There has been progress
That is not to say there hasn’t been progress. A very senior female banker I know recently retired and I spoke to her about her experiences. She told me some quite outrageous stories about behaviour she encountered, particularly in the early stages of her career. These were shocking stories of women being barred from corporate events or battling in an entirely male dominated office. Thankfully, I have never suffered that sort of prejudice, and many of my peers say the same. So why has the gender gap widened?
At an entry level, for example analyst or graduate trainees, there are typically an even number of men and women joining businesses, but as they work their way up, the number of women begins to fall. This leaves companies with a smaller group to choose from for senior roles and, of course, unconscious bias also remains a problem. Having lived in seven different countries, I know that moving up the corporate ladder often requires relocation to another city or country, frequent travel and nights away from home. This can be a challenge for anyone wanting to raise a family.
The bionic woman
I also think we need to stop the ‘bionic woman’ stereotype we see in the media: the career woman who has reached the top, works out at 4am, is immaculately turned out, gets home in time to put her children to bed and survives on four hours sleep a night. Whilst it is impressive to read about such exceptional individuals, we desperately need a balance here too. We need to read about authentic women and men who have made mistakes, who aren’t perfect, who worry they are inadequate, but still succeed. If we constantly provide portrayals of bionic leaders, we run the risk of putting off the 30 year old with leadership potential who believes she isn’t capable of, or simply doesn’t want, that type of lifestyle.
“We need to read about authentic women and men who have made mistakes, who aren’t perfect, who worry they are inadequate, but still succeed.”
So what can we do?
I believe senior women and our male peers need to intervene at middle management level and champion women as leaders. We should provide greater support and encouragement, long before the stage where our female managers begin to fall in numbers. It may be as simple as providing extra coaching and having regular conversations to really find out what is preventing them from moving into their next role.
Having both formal and informal mentors is hugely valuable. When I look back at my career, I have worked with, and been helped by, both men and women in senior positions. I believe this is crucial to helping women advance. I have always reached out to people I have worked for, or respected, and asked them for advice- not mentors as such, but people who have always been willing to help and give me honest (and sometimes tough) feedback.
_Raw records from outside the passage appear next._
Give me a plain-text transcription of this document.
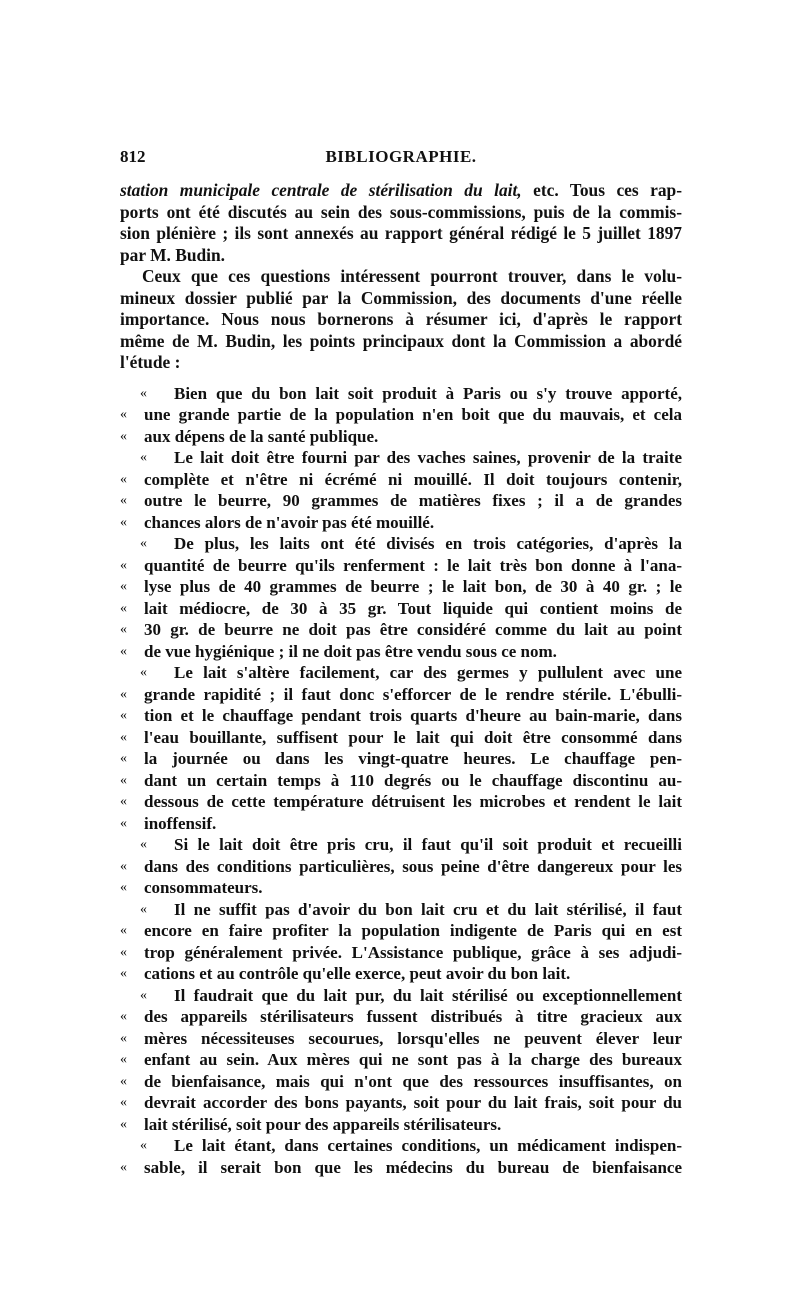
812	BIBLIOGRAPHIE.
station municipale centrale de stérilisation du lait, etc. Tous ces rap-
ports ont été discutés au sein des sous-commissions, puis de la commis-
sion plénière ; ils sont annexés au rapport général rédigé le 5 juillet 1897
par M. Budin.
Ceux que ces questions intéressent pourront trouver, dans le volu-
mineux dossier publié par la Commission, des documents d'une réelle
importance. Nous nous bornerons à résumer ici, d'après le rapport
même de M. Budin, les points principaux dont la Commission a abordé
l'étude :
«	Bien que du bon lait soit produit à Paris ou s'y trouve apporté,
«	une grande partie de la population n'en boit que du mauvais, et cela
«	aux dépens de la santé publique.
«	Le lait doit être fourni par des vaches saines, provenir de la traite
«	complète et n'être ni écrémé ni mouillé. Il doit toujours contenir,
«	outre le beurre, 90 grammes de matières fixes ; il a de grandes
«	chances alors de n'avoir pas été mouillé.
«	De plus, les laits ont été divisés en trois catégories, d'après la
«	quantité de beurre qu'ils renferment : le lait très bon donne à l'ana-
«	lyse plus de 40 grammes de beurre ; le lait bon, de 30 à 40 gr. ; le
«	lait médiocre, de 30 à 35 gr. Tout liquide qui contient moins de
«	30 gr. de beurre ne doit pas être considéré comme du lait au point
«	de vue hygiénique ; il ne doit pas être vendu sous ce nom.
«	Le lait s'altère facilement, car des germes y pullulent avec une
«	grande rapidité ; il faut donc s'efforcer de le rendre stérile. L'ébulli-
«	tion et le chauffage pendant trois quarts d'heure au bain-marie, dans
«	l'eau bouillante, suffisent pour le lait qui doit être consommé dans
«	la journée ou dans les vingt-quatre heures. Le chauffage pen-
«	dant un certain temps à 110 degrés ou le chauffage discontinu au-
«	dessous de cette température détruisent les microbes et rendent le lait
«	inoffensif.
«	Si le lait doit être pris cru, il faut qu'il soit produit et recueilli
«	dans des conditions particulières, sous peine d'être dangereux pour les
«	consommateurs.
«	Il ne suffit pas d'avoir du bon lait cru et du lait stérilisé, il faut
«	encore en faire profiter la population indigente de Paris qui en est
«	trop généralement privée. L'Assistance publique, grâce à ses adjudi-
«	cations et au contrôle qu'elle exerce, peut avoir du bon lait.
«	Il faudrait que du lait pur, du lait stérilisé ou exceptionnellement
«	des appareils stérilisateurs fussent distribués à titre gracieux aux
«	mères nécessiteuses secourues, lorsqu'elles ne peuvent élever leur
«	enfant au sein. Aux mères qui ne sont pas à la charge des bureaux
«	de bienfaisance, mais qui n'ont que des ressources insuffisantes, on
«	devrait accorder des bons payants, soit pour du lait frais, soit pour du
«	lait stérilisé, soit pour des appareils stérilisateurs.
«	Le lait étant, dans certaines conditions, un médicament indispen-
«	sable, il serait bon que les médecins du bureau de bienfaisance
I have also always picked mentors who are different from me, because if I picked someone just like me I would be seeking validation rather than looking for someone to challenge my ideas and help me grow in my career.
“I believe senior women and our male peers need to intervene at middle management level and champion women as leaders.”
I work with capable, talented and driven women every day, and have no doubt that many of them have the potential to be senior leaders. I recently appointed the CEO of M&S Bank and first direct into my team because they were the best candidates for the job. They happened to be talented women.
We need to inspire, encourage and promote these women to ensure we are not still having this debate in 2030.